Experts have called for a review of criteria for diagnosing chronic kidney disease (CKD), warning that significant numbers of patients – particularly elderly ones – are being labelled with the disease, and potentially treated, unnecessarily.
According to the researchers, current definitions used in international guidelines including those from NICE label as many as one in eight adults and around half of people aged over 70 years as having CKD. Yet low rates of kidney failure suggest many of these will never progress to severe disease.
GPs in the UK have previously expressed concern at labelling elderly patients unnecessarily with CKD. One study from the University of Cardiff found referrals for CKD went up 60% at an NHS Trust after expanded criteria for CKD came in, although a more recent study indicated that elderly patients were being referred appropriately.
Now an editorial in the BMJ, part of a series on the risks and harms of overdiagnosis in a range of conditions, has suggested the definition for stage 3 CKD – an estimated glomerular filtration rate (eGFR) of less than 60 ml/min per 1.73 m2 irrespective of age or sex and whether or not there are signs of kidney damage – should be revised.
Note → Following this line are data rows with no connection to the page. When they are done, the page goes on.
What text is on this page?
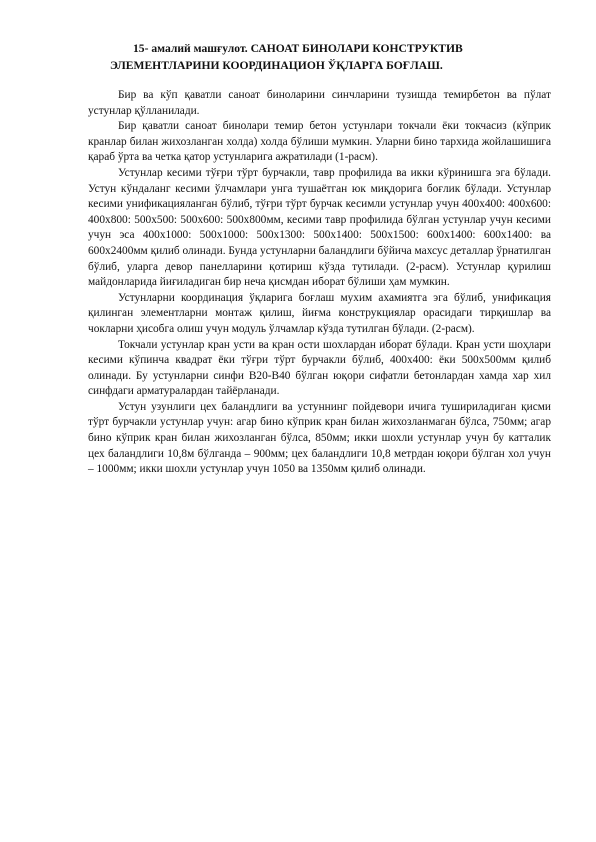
15- амалий машғулот. САНОАТ БИНОЛАРИ КОНСТРУКТИВ
ЭЛЕМЕНТЛАРИНИ КООРДИНАЦИОН ЎҚЛАРГА БОҒЛАШ.

Бир ва кўп қаватли саноат биноларини синчларини тузишда темирбетон ва пўлат устунлар қўлланилади.

Бир қаватли саноат бинолари темир бетон устунлари токчали ёки токчасиз (кўприк кранлар билан жихозланган холда) холда бўлиши мумкин. Уларни бино тархида жойлашишига қараб ўрта ва четка қатор устунларига ажратилади (1-расм).

Устунлар кесими тўғри тўрт бурчакли, тавр профилида ва икки кўринишга эга бўлади. Устун кўндаланг кесими ўлчамлари унга тушаётган юк миқдорига боғлик бўлади. Устунлар кесими унификацияланган бўлиб, тўғри тўрт бурчак кесимли устунлар учун 400х400: 400х600: 400х800: 500х500: 500х600: 500х800мм, кесими тавр профилида бўлган устунлар учун кесими учун эса 400х1000: 500х1000: 500х1300: 500х1400: 500х1500: 600х1400: 600х1400: ва 600х2400мм қилиб олинади. Бунда устунларни баландлиги бўйича махсус деталлар ўрнатилган бўлиб, уларга девор панелларини қотириш кўзда тутилади. (2-расм). Устунлар қурилиш майдонларида йиғиладиган бир неча қисмдан иборат бўлиши ҳам мумкин.

Устунларни координация ўқларига боғлаш мухим ахамиятга эга бўлиб, унификация қилинган элементларни монтаж қилиш, йиғма конструкциялар орасидаги тирқишлар ва чокларни ҳисобга олиш учун модуль ўлчамлар кўзда тутилган бўлади. (2-расм).

Токчали устунлар кран усти ва кран ости шохлардан иборат бўлади. Кран усти шоҳлари кесими кўпинча квадрат ёки тўғри тўрт бурчакли бўлиб, 400х400: ёки 500х500мм қилиб олинади. Бу устунларни синфи В20-В40 бўлган юқори сифатли бетонлардан хамда хар хил синфдаги арматуралардан тайёрланади.

Устун узунлиги цех баландлиги ва устуннинг пойдевори ичига тушириладиган қисми тўрт бурчакли устунлар учун: агар бино кўприк кран билан жихозланмаган бўлса, 750мм; агар бино кўприк кран билан жихозланган бўлса, 850мм; икки шохли устунлар учун бу катталик цех баландлиги 10,8м бўлганда – 900мм; цех баландлиги 10,8 метрдан юқори бўлган хол учун – 1000мм; икки шохли устунлар учун 1050 ва 1350мм қилиб олинади.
The authors noted that currently one in eight adults in the USA meet criteria for stage 3 or higher CKD, yet only one in 3,000 to 5,000 patients are being newly treated for end-stage renal disease. Another study showed less than 1% of patients with stage 3A CKD (45– 59 ml/min per 1.73 m2) in Norway went on to develop end-stage disease.
They concluded that more research is needed to find markers of early renal impairment that identify patients most at risk of severe disease, and call for CKD guidance to be reviewed ‘by a panel with broad representation from specialty and primary care, population health, patient organisations, and civil society with minimal conflicts of interest’.
‘Until better methods are available, we suggest that clinicians consider the age of the patient and the trajectory of eGFR or urinary albumin test results, and acknowledge to patients that at the moment it is uncertain whether mildly reduced renal function in the absence of other risk factors should be treated or not,’ the team recommended.
Professor Roger Gadsby, a GP in Warwickshire and NHS diabetes primary care lead, commented: ‘I completely agree with the conclusions of the article.
‘In my clinical experience I had many older people “labelled” as having CKD stage 3 through having a blood test who in fact had stable renal function with little or no risk of progression to end stage renal failure. They became very anxious and worried when the laboratory result labelled them as having “chronic kidney disease”.
‘In my opinion, we should in the UK follow the Kaiser model and use a formula that takes age into account, so explicitly attempting to avoid labelling low risk elderly people as having the meaningless diagnosis of stage 3 CKD.’